First, prior to filing this federal action, Plaintiffs initiated a state action against Defendant. In the state action, the court sustained Defendant's demurrer to Plaintiffs' First Amended Complaint, with prejudice. That decision is a final decision on the merits. Stewart v. U.S. Bankcorp, 297 F.3d 953 (9th Cir. 2002).

Second, all of Plaintiffs' federal claims were actually litigated and resolved in the state action or involved the same primary rights as invoked in the state action. Los Angeles Branch NAACP v. Los Angeles Unified School District, 750 F.2d 731 (9th Cir. 1984). In both actions, Plaintiffs contend that Defendant Bank of America does not have any interest in Plaintiffs' property, that the Trustee's Sale was improper because there was not strict compliance with the nonjudicial foreclosure procedures, and that Plaintiffs are not required to tender any amount to bring their claims because third parties have paid the entire amount due on their loan.
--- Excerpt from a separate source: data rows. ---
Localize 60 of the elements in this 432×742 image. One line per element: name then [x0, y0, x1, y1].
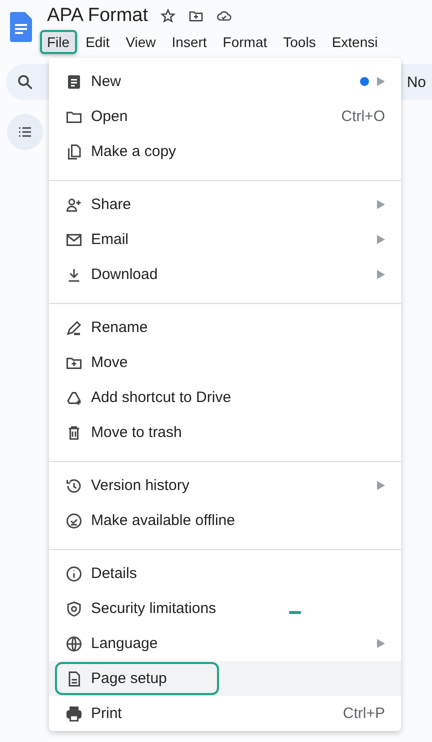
menu-bar-item[interactable]: Insert: [164, 30, 214, 54]
history-icon: [65, 476, 83, 494]
menu-item[interactable]: Add shortcut to Drive: [49, 380, 401, 415]
menu-item-label: Version history: [91, 477, 190, 494]
menu-item[interactable]: Print Ctrl+P: [49, 696, 401, 731]
menu-item[interactable]: Move: [49, 345, 401, 380]
menu-item[interactable]: Share: [49, 187, 401, 222]
menu-item[interactable]: Open Ctrl+O: [49, 99, 401, 134]
shield-icon: [65, 600, 83, 618]
menu-item-label: Make available offline: [91, 512, 235, 529]
document-title[interactable]: APA Format: [47, 5, 148, 27]
menu-item[interactable]: Security limitations: [49, 591, 401, 626]
menu-bar-item[interactable]: Extensi: [324, 30, 385, 54]
menu-bar-item[interactable]: View: [118, 30, 163, 54]
menu-item-label: Page setup: [57, 664, 217, 693]
menu-item[interactable]: Make a copy: [49, 134, 401, 169]
menu-item[interactable]: Move to trash: [49, 415, 401, 450]
menu-item-label: Details: [91, 565, 137, 582]
printer-icon: [65, 704, 83, 722]
toolbar-text[interactable]: No: [406, 74, 426, 90]
person-add-icon: [65, 196, 83, 214]
menu-item[interactable]: Version history: [49, 468, 401, 503]
pencil-icon: [65, 318, 83, 336]
menu-item-label: Move to trash: [91, 424, 182, 441]
menu-item[interactable]: Email: [49, 222, 401, 257]
menu-item-label: Download: [91, 266, 158, 283]
shortcut-text: Ctrl+O: [341, 108, 385, 125]
menu-item[interactable]: Rename: [49, 310, 401, 345]
menu-item[interactable]: New: [49, 64, 401, 99]
menu-item-label: Language: [91, 635, 158, 652]
menu-item[interactable]: Details: [49, 556, 401, 591]
menu-item-label: Share: [91, 196, 132, 213]
menu-bar-item[interactable]: Tools: [276, 30, 323, 54]
shortcut-text: Ctrl+P: [342, 705, 385, 722]
offline-check-icon: [65, 512, 83, 530]
menu-item-label: Security limitations: [91, 600, 216, 617]
globe-icon: [65, 634, 83, 652]
info-icon: [65, 564, 83, 582]
menu-item-label: Make a copy: [91, 143, 176, 160]
menu-bar-item[interactable]: Edit: [78, 30, 117, 54]
menu-bar-item[interactable]: Format: [216, 30, 274, 54]
menu-item[interactable]: Download: [49, 257, 401, 292]
menu-item-label: Email: [91, 231, 129, 248]
outline-button[interactable]: [7, 114, 43, 150]
annotation-mark: [289, 611, 301, 614]
menu-item-label: Open: [91, 108, 128, 125]
menu-item-label: Move: [91, 354, 128, 371]
list-icon: [17, 124, 33, 140]
menu-item-label: Add shortcut to Drive: [91, 389, 232, 406]
menu-item-label: New: [91, 73, 122, 90]
menu-item-label: Print: [91, 705, 122, 722]
menu-bar-item[interactable]: File: [40, 30, 77, 54]
document-icon: [65, 72, 83, 90]
menu-item[interactable]: Make available offline: [49, 503, 401, 538]
menu-item[interactable]: Language: [49, 626, 401, 661]
menu-item-label: Rename: [91, 319, 148, 336]
search-icon[interactable]: [16, 73, 34, 91]
copy-icon: [65, 142, 83, 160]
star-icon[interactable]: [160, 8, 176, 24]
menu-item[interactable]: Page setup: [49, 661, 401, 696]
At base, the primary rights invoked in each of Plaintiffs' federal and state claims are Plaintiffs' property rights in the Subject Property and their contention that Bank of America had no right to conduct the nonjudicial foreclosure of their property. In the state action, the state court explicitly decided those issues. Directly on point, the state court found in paragraph 5(c) of its decision that "Plaintiff does not have title because the property was sold at the foreclosure sale." Implicitly, the Court also found that the procedure of the nonjudicial foreclosure process were properly adhered to.
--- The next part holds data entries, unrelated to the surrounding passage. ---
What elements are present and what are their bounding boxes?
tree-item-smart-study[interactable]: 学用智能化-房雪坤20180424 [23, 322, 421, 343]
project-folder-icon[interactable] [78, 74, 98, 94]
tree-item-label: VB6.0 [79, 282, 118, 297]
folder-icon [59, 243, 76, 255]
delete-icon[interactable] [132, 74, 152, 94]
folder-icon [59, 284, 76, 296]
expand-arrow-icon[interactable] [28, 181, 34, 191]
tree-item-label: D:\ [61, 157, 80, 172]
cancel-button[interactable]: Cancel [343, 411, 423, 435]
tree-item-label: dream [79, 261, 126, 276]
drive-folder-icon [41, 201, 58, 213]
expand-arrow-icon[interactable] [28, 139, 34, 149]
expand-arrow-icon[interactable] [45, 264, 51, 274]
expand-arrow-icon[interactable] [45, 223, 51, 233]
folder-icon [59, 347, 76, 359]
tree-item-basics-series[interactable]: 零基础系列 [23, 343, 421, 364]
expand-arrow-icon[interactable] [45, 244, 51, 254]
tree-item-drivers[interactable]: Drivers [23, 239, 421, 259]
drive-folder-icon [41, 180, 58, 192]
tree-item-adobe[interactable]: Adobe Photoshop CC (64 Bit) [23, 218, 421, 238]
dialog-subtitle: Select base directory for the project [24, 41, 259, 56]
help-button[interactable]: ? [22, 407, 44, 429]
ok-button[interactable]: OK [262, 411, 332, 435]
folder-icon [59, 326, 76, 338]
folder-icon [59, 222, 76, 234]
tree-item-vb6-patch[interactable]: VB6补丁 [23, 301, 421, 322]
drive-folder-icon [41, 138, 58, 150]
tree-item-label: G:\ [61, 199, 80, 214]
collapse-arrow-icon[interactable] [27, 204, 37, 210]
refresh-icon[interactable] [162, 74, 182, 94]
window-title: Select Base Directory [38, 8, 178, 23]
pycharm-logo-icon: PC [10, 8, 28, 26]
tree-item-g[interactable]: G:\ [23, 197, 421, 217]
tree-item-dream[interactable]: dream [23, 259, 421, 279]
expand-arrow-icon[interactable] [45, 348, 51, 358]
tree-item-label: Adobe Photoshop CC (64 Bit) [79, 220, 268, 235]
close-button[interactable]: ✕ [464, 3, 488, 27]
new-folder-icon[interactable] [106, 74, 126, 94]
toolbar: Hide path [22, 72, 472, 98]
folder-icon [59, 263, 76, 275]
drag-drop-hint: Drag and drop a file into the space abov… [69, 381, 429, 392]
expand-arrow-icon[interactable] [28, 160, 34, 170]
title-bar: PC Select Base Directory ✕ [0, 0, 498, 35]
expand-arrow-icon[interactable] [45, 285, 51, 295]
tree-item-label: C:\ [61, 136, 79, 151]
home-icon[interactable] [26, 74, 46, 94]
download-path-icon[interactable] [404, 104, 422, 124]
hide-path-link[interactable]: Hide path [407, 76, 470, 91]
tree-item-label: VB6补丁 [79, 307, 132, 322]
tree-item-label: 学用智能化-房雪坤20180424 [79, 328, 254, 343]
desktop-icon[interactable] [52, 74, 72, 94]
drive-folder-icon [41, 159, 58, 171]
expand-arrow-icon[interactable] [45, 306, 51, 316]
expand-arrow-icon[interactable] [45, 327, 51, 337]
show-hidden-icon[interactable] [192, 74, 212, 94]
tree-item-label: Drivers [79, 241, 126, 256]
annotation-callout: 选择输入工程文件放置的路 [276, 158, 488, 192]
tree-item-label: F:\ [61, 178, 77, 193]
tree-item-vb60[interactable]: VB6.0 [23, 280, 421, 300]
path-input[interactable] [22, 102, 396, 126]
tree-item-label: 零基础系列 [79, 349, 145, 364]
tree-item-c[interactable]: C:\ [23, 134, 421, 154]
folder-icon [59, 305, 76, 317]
Further, as to the theories and claims not raised in the state action, Plaintiffs' failure to assert those claims bars relitigation in this forum because they each involve the same primary property rights.

Finally, the Court finds that the mutuality requirement is satisfied. Defendant Bank of America is a party in both actions. Plaintiffs, the Kaywanfars, are parties in both actions. And Plaintiff Cambilargui is in privity with the Kaywanfars by virtue of the fact that his purported interest in the property was obtained via quitclaim deed from the Kaywanfars after the nonjudicial foreclosure occurred. Accordingly, all parties in the state action and this federal action are the same. Bates v. Jones, 904 F.Supp. 1080 (N.D. Cal. 1995).

Consequently, as a matter of law, all of Plaintiffs' claims are precluded. Plaintiffs therefore cannot state a plausible claim to relief, and the motion to dismiss must be granted.

Further, because it appears Plaintiffs cannot correct this defect by amendment, the motion to dismiss is granted, with prejudice.

IT IS HEREBY ORDERED THAT:

1. The Court GRANTS Defendant's Motion to Dismiss, in its entirety, with prejudice.

2. The motions filed by Pro Se Plaintiffs are therefore taken off calendar as moot.

3. Defendant shall submit a proposed order.